Institute of Clinical Neurobiology, University Hospital Würzburg, Würzburg, Germany.
Department of Business and Economics, University of Würzburg, Würzburg, Germany.
Elife. 2020 Oct 19;9:e59780. doi: 10.7554/eLife.59780.
Bioimage analysis of fluorescent labels is widely used in the life sciences. Recent advances in deep learning (DL) allow automating time-consuming manual image analysis processes based on annotated training data. However, manual annotation of fluorescent features with a low signal-to-noise ratio is somewhat subjective. Training DL models on subjective annotations may be instable or yield biased models. In turn, these models may be unable to reliably detect biological effects. An analysis pipeline integrating data annotation, ground truth estimation, and model training can mitigate this risk. To evaluate this integrated process, we compared different DL-based analysis approaches. With data from two model organisms (mice, zebrafish) and five laboratories, we show that ground truth estimation from multiple human annotators helps to establish objectivity in fluorescent feature annotations. Furthermore, ensembles of multiple models trained on the estimated ground truth establish reliability and validity. Our research provides guidelines for reproducible DL-based bioimage analyses.
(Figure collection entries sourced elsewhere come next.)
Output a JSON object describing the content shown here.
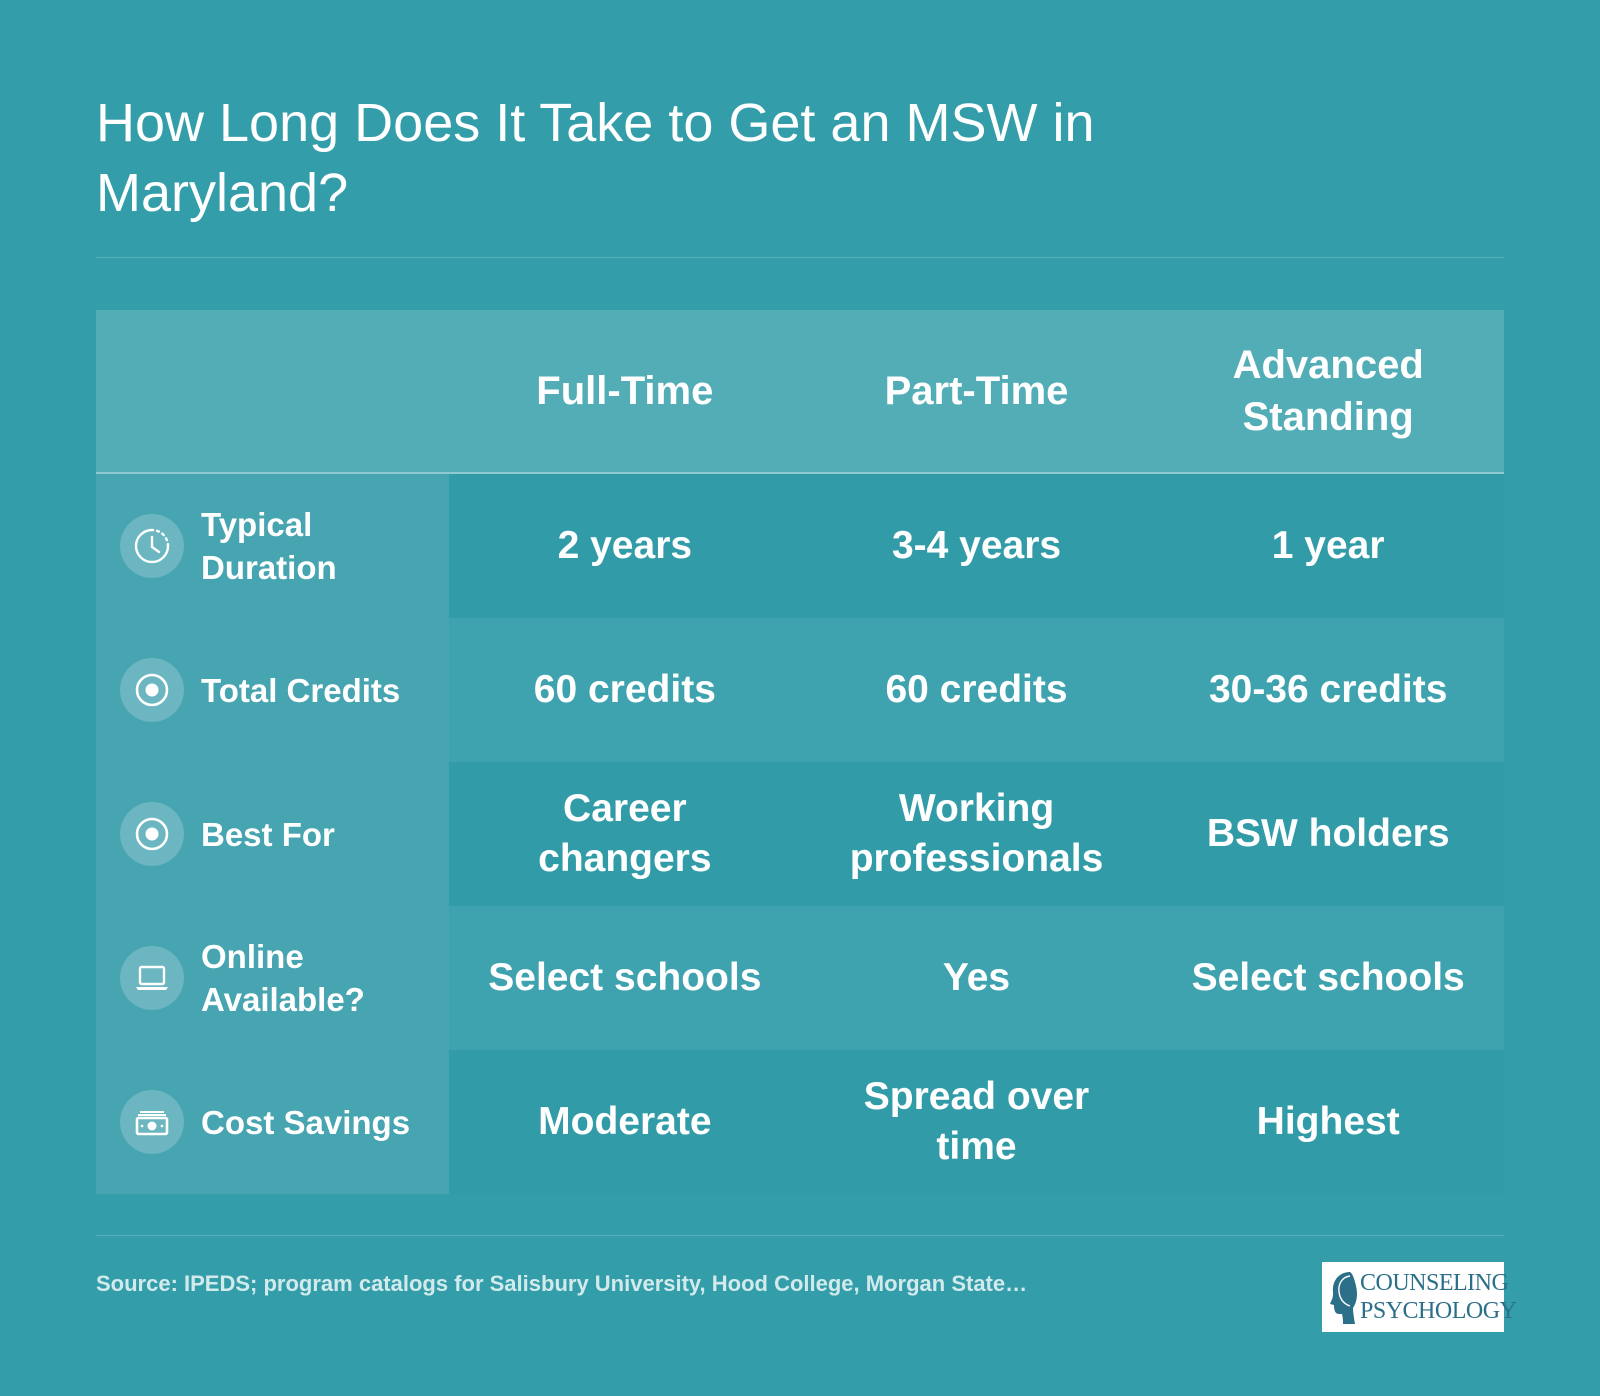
{
  "title": "How Long Does It Take to Get an MSW in Maryland?",
  "columns": [
    "Full-Time",
    "Part-Time",
    "Advanced Standing"
  ],
  "rows": [
    {
      "label": "Typical Duration",
      "icon": "clock-icon",
      "values": [
        "2 years",
        "3-4 years",
        "1 year"
      ]
    },
    {
      "label": "Total Credits",
      "icon": "target-icon",
      "values": [
        "60 credits",
        "60 credits",
        "30-36 credits"
      ]
    },
    {
      "label": "Best For",
      "icon": "target-icon",
      "values": [
        "Career changers",
        "Working professionals",
        "BSW holders"
      ]
    },
    {
      "label": "Online Available?",
      "icon": "laptop-icon",
      "values": [
        "Select schools",
        "Yes",
        "Select schools"
      ]
    },
    {
      "label": "Cost Savings",
      "icon": "money-icon",
      "values": [
        "Moderate",
        "Spread over time",
        "Highest"
      ]
    }
  ],
  "source": "Source: IPEDS; program catalogs for Salisbury University, Hood College, Morgan State…",
  "logo": {
    "line1": "COUNSELING",
    "line2": "PSYCHOLOGY"
  },
  "colors": {
    "background": "#339ea9",
    "header": "#52adb7",
    "label_column": "#47a4b1",
    "row_dark": "#319ca8",
    "row_light": "#3ea3af",
    "logo_text": "#2b6f88"
  }
}
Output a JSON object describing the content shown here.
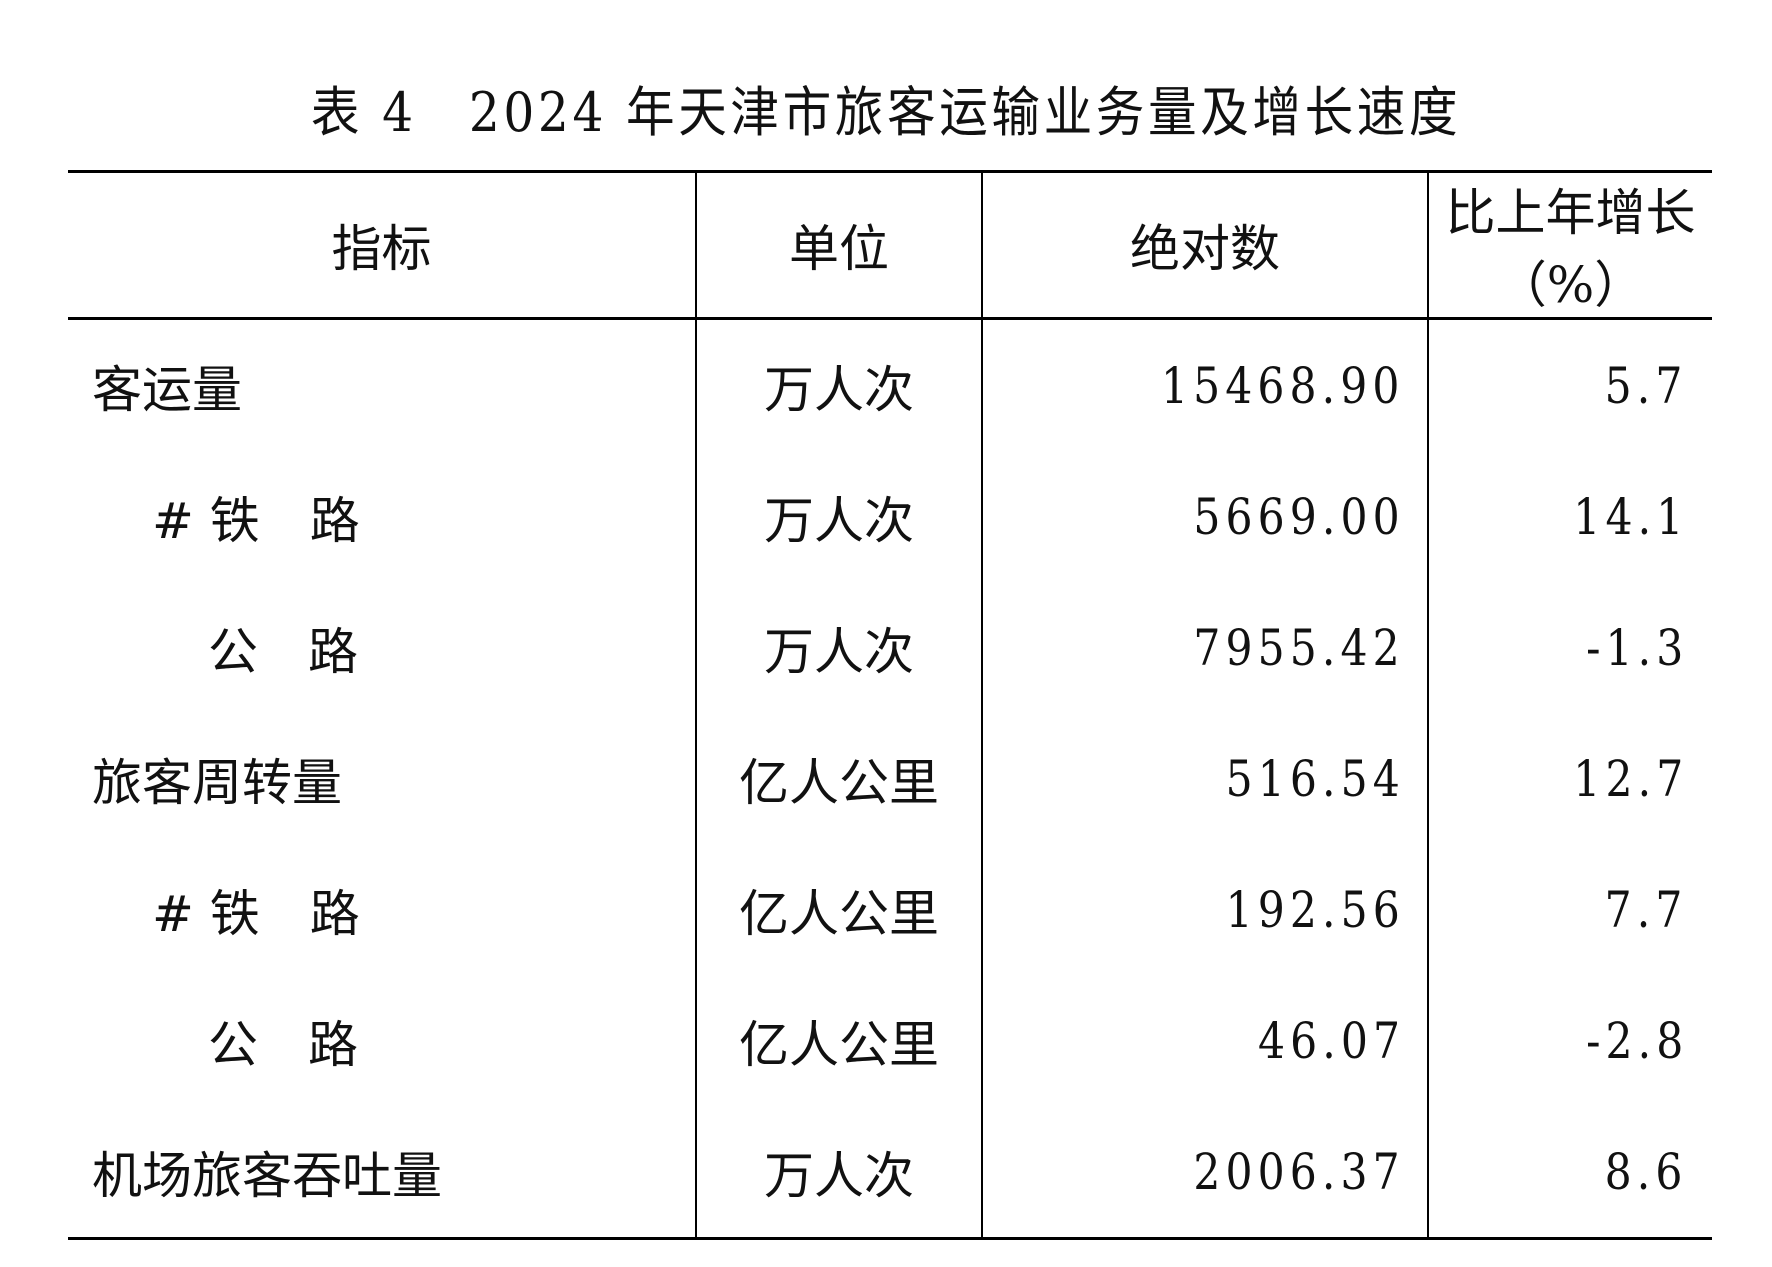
{
  "title": "表 4　2024 年天津市旅客运输业务量及增长速度",
  "table": {
    "headers": [
      "指标",
      "单位",
      "绝对数",
      "比上年增长（%）"
    ],
    "rows": [
      {
        "indicator": "客运量",
        "unit": "万人次",
        "value": "15468.90",
        "growth": "5.7",
        "indent": 0
      },
      {
        "indicator": "# 铁　路",
        "unit": "万人次",
        "value": "5669.00",
        "growth": "14.1",
        "indent": 1
      },
      {
        "indicator": "公　路",
        "unit": "万人次",
        "value": "7955.42",
        "growth": "-1.3",
        "indent": 2
      },
      {
        "indicator": "旅客周转量",
        "unit": "亿人公里",
        "value": "516.54",
        "growth": "12.7",
        "indent": 0
      },
      {
        "indicator": "# 铁　路",
        "unit": "亿人公里",
        "value": "192.56",
        "growth": "7.7",
        "indent": 1
      },
      {
        "indicator": "公　路",
        "unit": "亿人公里",
        "value": "46.07",
        "growth": "-2.8",
        "indent": 2
      },
      {
        "indicator": "机场旅客吞吐量",
        "unit": "万人次",
        "value": "2006.37",
        "growth": "8.6",
        "indent": 0
      }
    ]
  }
}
荧光标记的生物图像分析在生命科学中得到了广泛的应用。深度学习(DL)的最新进展使得基于标注训练数据的耗时的手动图像分析过程自动化成为可能。然而,带有低信噪比的荧光特征的手动标注有些主观。在主观标注上训练 DL 模型可能不稳定或产生有偏差的模型。反过来,这些模型可能无法可靠地检测生物效应。整合数据标注、真值估计和模型训练的分析管道可以减轻这种风险。为了评估这个集成过程,我们比较了不同的基于 DL 的分析方法。通过来自两种模式生物(老鼠、斑马鱼)和五个实验室的数据,我们表明,来自多个人类注释者的真值估计有助于在荧光特征注释中建立客观性。此外,基于估计的真值训练的多个模型的集合建立了可靠性和有效性。我们的研究为基于 DL 的可重现生物图像分析提供了指导。